I have something similar. I practice doing certain routine micro-habits until they become ingrained in muscle memory and always do them.
For example, I still set my keys down without thinking most times they are in my hand, but thanks to spending several hours practicing the motion years ago, I now always unthinkingly set them where they belong: clipped to my beltloop and tucked into my pocket. Anytime I identify a need to add one of these to my life I spend an hour practicing experiencing the trigger and then doing the motion. To learn the keys-in-pocket habit, I held my keys, clipped and tucked. Pull them out, note the feel of them in my hand, and repeat, over and over. It feels silly to practice doing something so easy, but once it becomes muscle memory, it doesn't rely on my faulty thinking memory. I'll do several sessions of practice every few days until I can feel that it's fully 'set' as an unthinking motion. They're a pain to establish, but they are well worth it and have saved me a ton of grief over the years.
One of these automatic habits saved me this morning. I always pat my keys when closing a locking door behind me (even if it isn't locked), and this morning I had missed swapping my keys to my new pair of pants. I would have been locked out of my house and late for work if patting my empty pockets hadn't alerted me just before a pulled the locked door close behind me. I have some other ones that I haven't mentioned, because I can't think of what they are. I'd notice the problems they prevent coming back if I stopped doing them, so I can only assume they must still be working.
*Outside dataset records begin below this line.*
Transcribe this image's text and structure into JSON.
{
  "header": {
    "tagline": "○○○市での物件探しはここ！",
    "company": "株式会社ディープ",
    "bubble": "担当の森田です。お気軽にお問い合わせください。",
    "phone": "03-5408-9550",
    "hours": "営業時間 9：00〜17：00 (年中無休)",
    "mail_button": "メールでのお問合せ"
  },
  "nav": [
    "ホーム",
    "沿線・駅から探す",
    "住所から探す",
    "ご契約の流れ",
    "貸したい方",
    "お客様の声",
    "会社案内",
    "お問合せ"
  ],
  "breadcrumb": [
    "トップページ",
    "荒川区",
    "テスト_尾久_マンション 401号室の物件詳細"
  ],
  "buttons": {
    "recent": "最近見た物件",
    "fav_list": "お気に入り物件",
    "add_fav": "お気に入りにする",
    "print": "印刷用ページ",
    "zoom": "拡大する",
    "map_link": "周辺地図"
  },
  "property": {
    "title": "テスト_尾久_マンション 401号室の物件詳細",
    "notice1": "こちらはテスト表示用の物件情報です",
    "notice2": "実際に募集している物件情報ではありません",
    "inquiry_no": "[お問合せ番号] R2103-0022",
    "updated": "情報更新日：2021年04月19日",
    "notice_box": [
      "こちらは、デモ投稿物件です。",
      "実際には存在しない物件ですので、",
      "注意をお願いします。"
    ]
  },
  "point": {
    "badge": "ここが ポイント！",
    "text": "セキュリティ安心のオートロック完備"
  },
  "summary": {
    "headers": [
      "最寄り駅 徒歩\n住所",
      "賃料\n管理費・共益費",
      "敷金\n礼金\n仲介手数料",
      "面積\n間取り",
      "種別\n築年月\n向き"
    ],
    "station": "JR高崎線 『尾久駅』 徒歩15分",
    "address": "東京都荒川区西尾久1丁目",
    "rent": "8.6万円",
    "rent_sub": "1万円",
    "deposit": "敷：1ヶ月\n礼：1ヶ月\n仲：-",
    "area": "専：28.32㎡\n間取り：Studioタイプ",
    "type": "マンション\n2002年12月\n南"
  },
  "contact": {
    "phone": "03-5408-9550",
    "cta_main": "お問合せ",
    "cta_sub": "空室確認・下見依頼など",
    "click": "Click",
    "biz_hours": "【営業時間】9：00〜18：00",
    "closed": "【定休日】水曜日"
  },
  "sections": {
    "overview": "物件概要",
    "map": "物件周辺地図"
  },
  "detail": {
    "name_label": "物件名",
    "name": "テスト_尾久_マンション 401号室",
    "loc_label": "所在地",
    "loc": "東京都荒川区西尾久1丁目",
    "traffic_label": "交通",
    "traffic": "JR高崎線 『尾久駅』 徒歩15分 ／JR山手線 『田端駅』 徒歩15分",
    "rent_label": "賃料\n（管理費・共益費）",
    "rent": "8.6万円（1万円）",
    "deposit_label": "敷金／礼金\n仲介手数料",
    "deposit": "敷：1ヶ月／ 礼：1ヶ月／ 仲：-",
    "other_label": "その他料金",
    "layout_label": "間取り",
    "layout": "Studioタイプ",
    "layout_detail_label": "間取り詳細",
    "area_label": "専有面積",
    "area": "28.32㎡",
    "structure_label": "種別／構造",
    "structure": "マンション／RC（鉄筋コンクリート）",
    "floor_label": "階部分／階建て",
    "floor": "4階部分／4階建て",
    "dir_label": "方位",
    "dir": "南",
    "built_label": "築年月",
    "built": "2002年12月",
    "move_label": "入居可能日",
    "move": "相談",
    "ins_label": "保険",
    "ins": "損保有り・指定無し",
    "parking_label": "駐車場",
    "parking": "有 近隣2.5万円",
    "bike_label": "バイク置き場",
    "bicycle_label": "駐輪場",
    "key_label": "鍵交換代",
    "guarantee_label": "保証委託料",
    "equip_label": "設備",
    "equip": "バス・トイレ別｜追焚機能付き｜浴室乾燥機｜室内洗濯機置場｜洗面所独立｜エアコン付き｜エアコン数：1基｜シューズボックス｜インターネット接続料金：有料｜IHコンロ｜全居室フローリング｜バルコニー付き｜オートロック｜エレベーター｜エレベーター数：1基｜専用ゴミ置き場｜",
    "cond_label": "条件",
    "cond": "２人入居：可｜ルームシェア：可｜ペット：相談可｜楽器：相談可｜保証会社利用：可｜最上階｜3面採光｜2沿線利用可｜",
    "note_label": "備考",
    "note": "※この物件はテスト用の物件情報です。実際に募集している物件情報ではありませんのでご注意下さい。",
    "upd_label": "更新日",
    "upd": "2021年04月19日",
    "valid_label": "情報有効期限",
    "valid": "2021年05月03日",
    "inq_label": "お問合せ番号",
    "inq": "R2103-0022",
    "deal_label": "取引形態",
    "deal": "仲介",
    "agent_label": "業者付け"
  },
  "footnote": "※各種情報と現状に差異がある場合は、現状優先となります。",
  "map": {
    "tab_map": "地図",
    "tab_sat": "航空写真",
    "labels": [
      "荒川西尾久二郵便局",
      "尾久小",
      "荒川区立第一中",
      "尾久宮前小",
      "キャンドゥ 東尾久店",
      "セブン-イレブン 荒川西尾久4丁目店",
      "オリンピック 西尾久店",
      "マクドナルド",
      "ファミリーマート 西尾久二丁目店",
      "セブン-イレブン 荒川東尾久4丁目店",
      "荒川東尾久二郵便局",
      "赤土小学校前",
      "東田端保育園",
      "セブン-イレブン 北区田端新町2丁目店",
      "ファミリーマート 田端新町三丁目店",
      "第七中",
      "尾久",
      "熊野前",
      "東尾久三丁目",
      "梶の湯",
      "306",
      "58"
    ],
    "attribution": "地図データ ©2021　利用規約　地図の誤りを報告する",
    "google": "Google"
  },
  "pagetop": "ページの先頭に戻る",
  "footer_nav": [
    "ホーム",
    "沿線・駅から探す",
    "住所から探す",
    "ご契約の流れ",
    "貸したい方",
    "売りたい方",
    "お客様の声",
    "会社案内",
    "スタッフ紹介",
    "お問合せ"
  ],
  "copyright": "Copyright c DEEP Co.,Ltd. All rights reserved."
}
I keep the keys in the hand that closes the door they lock. No keys, no close.
for me it's making sure I have everything when I walk out of the house. I have duplicates of everything that I need when I leave other than my wallet, one kept in a station by the front door and another by the back.
Wow, I like this term. Great concept that I've used forever, just not with such a killer label.
Even neuro-typicals can benefit from this idea.
Oh, totally. I've been patting where the swipe card is around my neck as I pass through secure doors, for years. I left it behind once, and the sheer hell of getting the escort to get back in to get it cemented the check-behaviour in me. It's weird now to be in the same areas - as a customer and not a provider since I switched jobs - and NOT have a swipe card to pat.
Keys go in the Key Place. If I don't see it there, I go find it. ;-)
The ritual I'm starting to love is the Clearing of the Desk at the end of the day. It's not because I like putting things away - even as a neurotypical I'm just sloppy and will just leave something pre-staged where I need it next - but I've decided I like the part where I fucking give up on the day 5 minutes early and fuck about tidying up before stopping for the day. I feel so empowered. I feel like such a slacker. I feel if people have an issue with the "I can get it done if I can get 5 more minutes of focus" as I used to tell myself (the fool!), that choosing to fucking bail and toddle about before quitting could be a helping thing because of that empowerment.
If you do this, or if you start, lemme know if that micro feeling of control makes a difference; but give it like a month of trying before assessing your feelings about it.
Oh,that cleanup at the end of day is brilliant!